Only a few reports have described endoscopic reintervention after EUS-HG with a metal
stent; these include a case in which the portion of the stent that protruded into
the stomach was trimmed using argon plasma coagulation, and a case of hepaticogastric
fistula in which a metal stent was exchanged while retaining the guidewire and endoscopic
nasobiliary drainage tube [8]
[9]. Of our four patients, three exhibited stent dysfunction and two underwent endoscopic
reintervention (Patients 2 and 3). Successful reintervention was performed by aspirating
biliary sludge from the inside of the stent with a conventional endoscope in Patient
2, and by removing sludge with a retrieval balloon catheter and a side-viewing endoscope
in Patient 3. In Patient 2, acute cholangitis and stent occlusion due to biliary sludge
occurred frequently. Despite the absence of malignant duodenal stenosis, considerable
quantities of food were found in the patient’s stomach at each endoscopic re-intervention.
Delayed gastric emptying was thought to be the cause of frequent stent occlusion,
but prokinetic agents were not effective.
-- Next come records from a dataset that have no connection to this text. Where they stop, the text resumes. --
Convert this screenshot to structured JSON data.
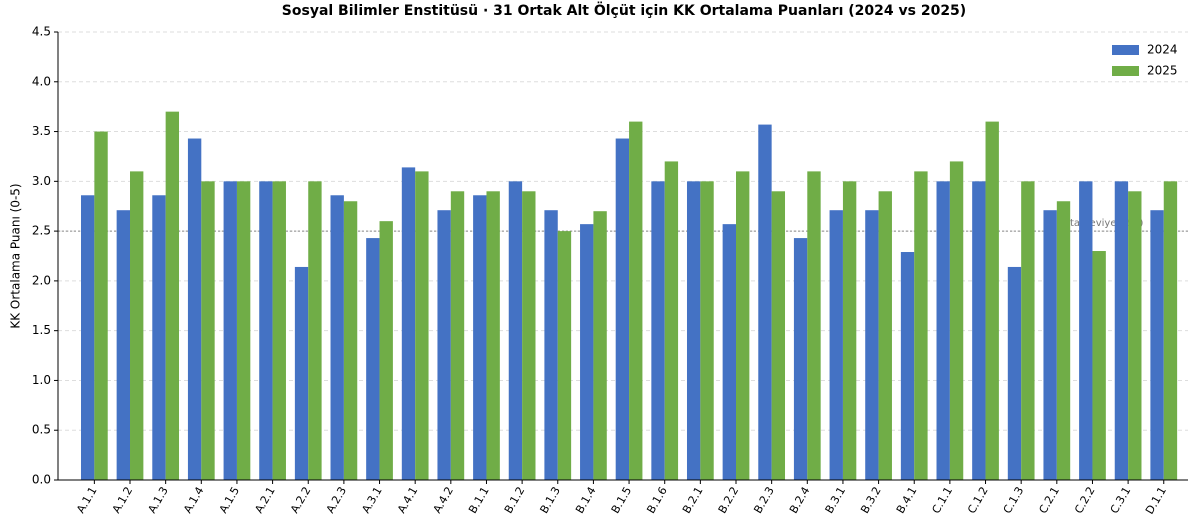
{
  "chart_data": {
    "type": "bar",
    "title": "Sosyal Bilimler Enstitüsü · 31 Ortak Alt Ölçüt için KK Ortalama Puanları (2024 vs 2025)",
    "y_label": "KK Ortalama Puanı (0-5)",
    "categories": [
      "A.1.1",
      "A.1.2",
      "A.1.3",
      "A.1.4",
      "A.1.5",
      "A.2.1",
      "A.2.2",
      "A.2.3",
      "A.3.1",
      "A.4.1",
      "A.4.2",
      "B.1.1",
      "B.1.2",
      "B.1.3",
      "B.1.4",
      "B.1.5",
      "B.1.6",
      "B.2.1",
      "B.2.2",
      "B.2.3",
      "B.2.4",
      "B.3.1",
      "B.3.2",
      "B.4.1",
      "C.1.1",
      "C.1.2",
      "C.1.3",
      "C.2.1",
      "C.2.2",
      "C.3.1",
      "D.1.1"
    ],
    "series": [
      {
        "name": "2024",
        "color": "#4472c4",
        "values": [
          2.86,
          2.71,
          2.86,
          3.43,
          3.0,
          3.0,
          2.14,
          2.86,
          2.43,
          3.14,
          2.71,
          2.86,
          3.0,
          2.71,
          2.57,
          3.43,
          3.0,
          3.0,
          2.57,
          3.57,
          2.43,
          2.71,
          2.71,
          2.29,
          3.0,
          3.0,
          2.14,
          2.71,
          3.0,
          3.0,
          2.71
        ]
      },
      {
        "name": "2025",
        "color": "#70ad47",
        "values": [
          3.5,
          3.1,
          3.7,
          3.0,
          3.0,
          3.0,
          3.0,
          2.8,
          2.6,
          3.1,
          2.9,
          2.9,
          2.9,
          2.5,
          2.7,
          3.6,
          3.2,
          3.0,
          3.1,
          2.9,
          3.1,
          3.0,
          2.9,
          3.1,
          3.2,
          3.6,
          3.0,
          2.8,
          2.3,
          2.9,
          3.0
        ]
      }
    ],
    "ylim": [
      0,
      4.5
    ],
    "yticks": [
      {
        "value": 0,
        "label": "0.0"
      },
      0.5,
      {
        "value": 1,
        "label": "1.0"
      },
      1.5,
      {
        "value": 2,
        "label": "2.0"
      },
      2.5,
      {
        "value": 3,
        "label": "3.0"
      },
      3.5,
      {
        "value": 4,
        "label": "4.0"
      },
      4.5
    ],
    "grid": true,
    "legend": "upper right",
    "reference_line": {
      "value": 2.5,
      "label": "Orta Seviye (2.5)"
    }
  }
}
An anti-reflux covered metal stent was reported
to be useful for transpapillary biliary drainage in patients with recurrent biliary
metal stent occlusion, and the potential usefulness of this stent type in patients
with EUS-HG should be investigated [10].
In summary, our experiences with the cases described here have led us to conclude
that EUS-HG with a 6F cystotome and an 8-mm, 12-cm covered metal stent is likely safe;
however, further large-scale investigations will be required to confirm our findings.